You might have heard of the term “certificate of occupancy” if you are building, selling your home or converting a commercial building to a residential property. Previously known as the Certificate of Classification (CofC), Certificate of Occupancy (CofO) ensures the building is safe for the occupants and complies with the performance solutions of the Building Act 1975 (BA).
Practical Completion Stage Inspection
If you are building from the scratch, a practical completion stage inspection would be conducted by a building surveyor or a private certifier. Ensures the building is “fit to live in” and it is required to get a certificate of occupancy.
What does it involve?
- The building is inspected to see if the features are working as expected.
- It involves inspection of plumbing, electrical, fire safety and the building.
- The build is completed as per the relevant state building laws, Australian standards and Building Code of Australia
- Any defects are noted and provided to the builder so they can make the necessary changes
Once the certifier is satisfied that the building complies with the requirements of the Building Approval, they must provide the owner with a CofO.

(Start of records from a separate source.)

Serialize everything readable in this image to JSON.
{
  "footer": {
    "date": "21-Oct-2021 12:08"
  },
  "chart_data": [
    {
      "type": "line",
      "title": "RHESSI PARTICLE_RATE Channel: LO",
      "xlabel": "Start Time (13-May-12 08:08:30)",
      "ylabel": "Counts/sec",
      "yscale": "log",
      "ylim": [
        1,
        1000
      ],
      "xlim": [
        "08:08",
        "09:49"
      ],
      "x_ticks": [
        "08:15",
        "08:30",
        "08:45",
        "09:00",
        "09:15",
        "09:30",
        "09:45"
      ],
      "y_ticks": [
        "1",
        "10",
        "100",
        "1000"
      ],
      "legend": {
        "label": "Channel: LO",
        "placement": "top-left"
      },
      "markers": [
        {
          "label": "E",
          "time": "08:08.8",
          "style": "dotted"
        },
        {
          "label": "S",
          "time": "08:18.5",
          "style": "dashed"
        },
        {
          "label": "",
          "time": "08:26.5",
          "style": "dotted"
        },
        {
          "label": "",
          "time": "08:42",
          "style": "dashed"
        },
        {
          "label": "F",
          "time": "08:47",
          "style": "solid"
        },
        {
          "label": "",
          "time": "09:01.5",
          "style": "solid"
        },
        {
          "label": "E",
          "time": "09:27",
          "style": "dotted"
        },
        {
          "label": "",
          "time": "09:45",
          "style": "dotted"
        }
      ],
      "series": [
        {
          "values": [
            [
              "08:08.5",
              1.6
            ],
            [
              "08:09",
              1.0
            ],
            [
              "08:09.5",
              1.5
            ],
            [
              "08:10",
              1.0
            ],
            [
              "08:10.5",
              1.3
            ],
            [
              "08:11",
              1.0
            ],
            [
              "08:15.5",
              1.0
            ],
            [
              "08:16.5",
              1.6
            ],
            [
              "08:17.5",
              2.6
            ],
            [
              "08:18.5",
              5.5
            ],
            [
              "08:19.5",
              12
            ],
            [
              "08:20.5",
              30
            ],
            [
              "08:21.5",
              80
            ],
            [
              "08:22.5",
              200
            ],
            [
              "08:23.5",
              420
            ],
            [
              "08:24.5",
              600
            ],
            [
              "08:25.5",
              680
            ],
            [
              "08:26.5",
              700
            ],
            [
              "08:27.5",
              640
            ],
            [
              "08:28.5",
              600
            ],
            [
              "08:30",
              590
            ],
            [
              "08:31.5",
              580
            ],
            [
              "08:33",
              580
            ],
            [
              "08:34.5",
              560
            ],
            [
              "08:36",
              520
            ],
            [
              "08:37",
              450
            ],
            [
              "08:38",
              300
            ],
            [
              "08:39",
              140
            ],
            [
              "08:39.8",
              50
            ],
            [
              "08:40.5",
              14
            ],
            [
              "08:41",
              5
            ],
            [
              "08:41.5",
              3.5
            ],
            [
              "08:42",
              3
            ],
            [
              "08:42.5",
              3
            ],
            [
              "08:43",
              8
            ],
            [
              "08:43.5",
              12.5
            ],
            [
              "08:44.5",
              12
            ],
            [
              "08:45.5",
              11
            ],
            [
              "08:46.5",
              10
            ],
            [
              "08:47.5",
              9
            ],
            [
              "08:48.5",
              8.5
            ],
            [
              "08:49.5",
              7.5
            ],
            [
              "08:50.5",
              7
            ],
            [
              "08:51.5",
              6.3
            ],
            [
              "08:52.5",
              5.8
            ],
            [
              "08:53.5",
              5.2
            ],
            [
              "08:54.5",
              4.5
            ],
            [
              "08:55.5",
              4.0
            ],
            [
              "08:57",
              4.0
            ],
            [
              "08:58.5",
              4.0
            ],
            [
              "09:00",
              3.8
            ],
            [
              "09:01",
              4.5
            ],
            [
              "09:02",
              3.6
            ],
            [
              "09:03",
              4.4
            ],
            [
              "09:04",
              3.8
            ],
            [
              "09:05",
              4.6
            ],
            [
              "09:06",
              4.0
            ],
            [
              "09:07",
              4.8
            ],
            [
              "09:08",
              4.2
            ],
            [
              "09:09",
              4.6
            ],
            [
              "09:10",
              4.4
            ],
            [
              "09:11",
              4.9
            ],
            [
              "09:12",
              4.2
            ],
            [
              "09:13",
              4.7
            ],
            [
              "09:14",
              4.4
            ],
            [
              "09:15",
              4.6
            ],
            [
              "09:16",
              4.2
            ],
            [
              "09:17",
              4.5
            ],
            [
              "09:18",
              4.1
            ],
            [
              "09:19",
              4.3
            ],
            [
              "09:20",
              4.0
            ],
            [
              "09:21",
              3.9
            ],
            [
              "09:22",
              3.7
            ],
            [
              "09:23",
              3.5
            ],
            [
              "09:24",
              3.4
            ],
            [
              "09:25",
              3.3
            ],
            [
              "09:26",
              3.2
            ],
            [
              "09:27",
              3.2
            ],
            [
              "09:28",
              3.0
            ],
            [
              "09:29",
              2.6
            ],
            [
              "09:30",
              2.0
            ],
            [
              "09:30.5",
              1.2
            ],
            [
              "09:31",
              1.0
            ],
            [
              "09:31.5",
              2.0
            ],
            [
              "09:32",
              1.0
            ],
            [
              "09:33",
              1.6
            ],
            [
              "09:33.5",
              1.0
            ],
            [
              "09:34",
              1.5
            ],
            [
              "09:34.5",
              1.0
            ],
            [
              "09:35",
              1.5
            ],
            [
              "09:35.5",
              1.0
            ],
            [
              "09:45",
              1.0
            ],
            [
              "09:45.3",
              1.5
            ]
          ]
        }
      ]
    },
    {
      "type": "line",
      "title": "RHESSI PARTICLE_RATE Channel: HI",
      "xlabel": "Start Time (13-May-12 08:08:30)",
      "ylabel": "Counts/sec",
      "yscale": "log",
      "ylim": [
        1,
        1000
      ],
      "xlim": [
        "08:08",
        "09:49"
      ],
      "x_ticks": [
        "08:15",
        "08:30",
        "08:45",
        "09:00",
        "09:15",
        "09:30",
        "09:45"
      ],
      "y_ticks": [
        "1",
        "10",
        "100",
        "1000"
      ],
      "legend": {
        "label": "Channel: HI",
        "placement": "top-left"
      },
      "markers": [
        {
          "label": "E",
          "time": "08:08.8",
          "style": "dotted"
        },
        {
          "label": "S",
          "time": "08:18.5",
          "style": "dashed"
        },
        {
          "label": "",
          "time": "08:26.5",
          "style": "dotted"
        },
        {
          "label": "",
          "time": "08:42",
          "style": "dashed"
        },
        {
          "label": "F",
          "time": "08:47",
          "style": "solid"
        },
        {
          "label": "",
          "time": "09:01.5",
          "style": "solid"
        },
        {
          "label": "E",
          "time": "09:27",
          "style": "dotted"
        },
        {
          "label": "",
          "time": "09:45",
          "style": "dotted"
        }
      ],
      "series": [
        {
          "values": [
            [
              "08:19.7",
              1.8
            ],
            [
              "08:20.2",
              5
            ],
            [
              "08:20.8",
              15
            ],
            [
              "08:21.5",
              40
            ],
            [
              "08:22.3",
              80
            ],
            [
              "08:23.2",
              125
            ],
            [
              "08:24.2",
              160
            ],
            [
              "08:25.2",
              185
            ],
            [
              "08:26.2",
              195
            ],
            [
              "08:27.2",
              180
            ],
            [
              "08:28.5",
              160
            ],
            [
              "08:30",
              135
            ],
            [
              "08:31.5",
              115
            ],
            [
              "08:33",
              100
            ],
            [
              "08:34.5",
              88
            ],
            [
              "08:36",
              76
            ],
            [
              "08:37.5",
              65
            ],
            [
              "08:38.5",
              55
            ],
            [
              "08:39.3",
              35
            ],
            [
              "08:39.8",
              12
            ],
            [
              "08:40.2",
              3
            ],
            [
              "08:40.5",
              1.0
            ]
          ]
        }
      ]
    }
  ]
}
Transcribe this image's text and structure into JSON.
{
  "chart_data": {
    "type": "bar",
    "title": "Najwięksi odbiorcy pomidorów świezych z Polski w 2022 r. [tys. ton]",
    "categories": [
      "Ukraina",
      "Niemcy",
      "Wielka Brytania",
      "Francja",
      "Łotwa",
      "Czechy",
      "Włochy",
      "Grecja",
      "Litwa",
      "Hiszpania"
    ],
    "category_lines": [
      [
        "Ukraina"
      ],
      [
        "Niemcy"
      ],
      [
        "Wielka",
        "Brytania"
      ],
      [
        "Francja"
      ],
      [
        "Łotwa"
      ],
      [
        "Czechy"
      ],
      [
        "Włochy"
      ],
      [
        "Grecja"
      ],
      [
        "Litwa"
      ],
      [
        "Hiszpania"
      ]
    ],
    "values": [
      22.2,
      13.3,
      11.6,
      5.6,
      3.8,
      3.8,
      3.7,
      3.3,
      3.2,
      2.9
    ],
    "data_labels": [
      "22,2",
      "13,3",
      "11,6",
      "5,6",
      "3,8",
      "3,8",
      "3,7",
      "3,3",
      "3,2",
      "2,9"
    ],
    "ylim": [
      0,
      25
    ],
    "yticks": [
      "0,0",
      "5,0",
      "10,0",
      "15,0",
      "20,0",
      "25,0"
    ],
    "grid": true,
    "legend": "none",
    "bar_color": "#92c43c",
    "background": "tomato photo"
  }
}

What is a Certificate of Occupancy?
A Certificate of Occupancy is an important document and provides information about:
- Class of Building - residential, commercial, or industrial building
- How can the building be used - for living, working or mixed-use
- Ongoing maintenance requirements
- Fire safety
- Special requirements
From 1 October 2020, the Certificate of Classification has been amended and renamed the Certificate of Occupancy. It can also be used as the Interim Certificate of Occupancy to fulfill the requirements under section 104 of the BA. Any certificate of classification issued before 1 October 2020 that is still in force, is taken to be a certificate of occupancy from 1 October 2020.
Who needs a Certificate of Occupancy?
Under the Building Act, any building that was built after 1 April 1976 should have a Certificate of Occupancy (previously known as Certificate of Classification) with its building approval.
So whether you are building a new house, buying a new home, changing ownership or converting the property ( for example, residential to commercial use), a certificate of occupancy is required.
Note : This doesn't apply to buildings classified as class 1a (single dwelling - detached houses, row houses,villa units) and class 10 ( non-habitable buildings like carport, shed, garage)
Where to display a Certificate of Occupancy?
Under the Building Act 1975, a certificate of occupancy should be displayed before the building can be used or occupied:
- If the building is class 1b to 9
- For buildings completed after 1 July 1997
The certificate should be displayed as near as practical to the main entrance of the building.
- For buildings with more than one entrance, it should be displayed at the entrance that emergency services would use and at the building’s fire indicator panel
- A CofO should be securely placed in a location visible to the authorised officers and building occupants
- Made of durable materials and weatherproof materials if they are located outside the building
- If displayed electronically, should be connected to a backup power supply and the CofO must be clearly displayed
Why is a Certificate of Occupancy important?
A certificate of occupancy shows that the building is safe for the occupants. It is compliant with the building codes and suitable for living or working.
Furthermore, you are required to have a CofO by law. Failure to comply with the requirements can result in a financial penalty. Lastly, if you are planning to sell or rent out your property, a CofO is proof that your property is inspected as per the BA. That can act as a major factor to attract potential tenants or buyers.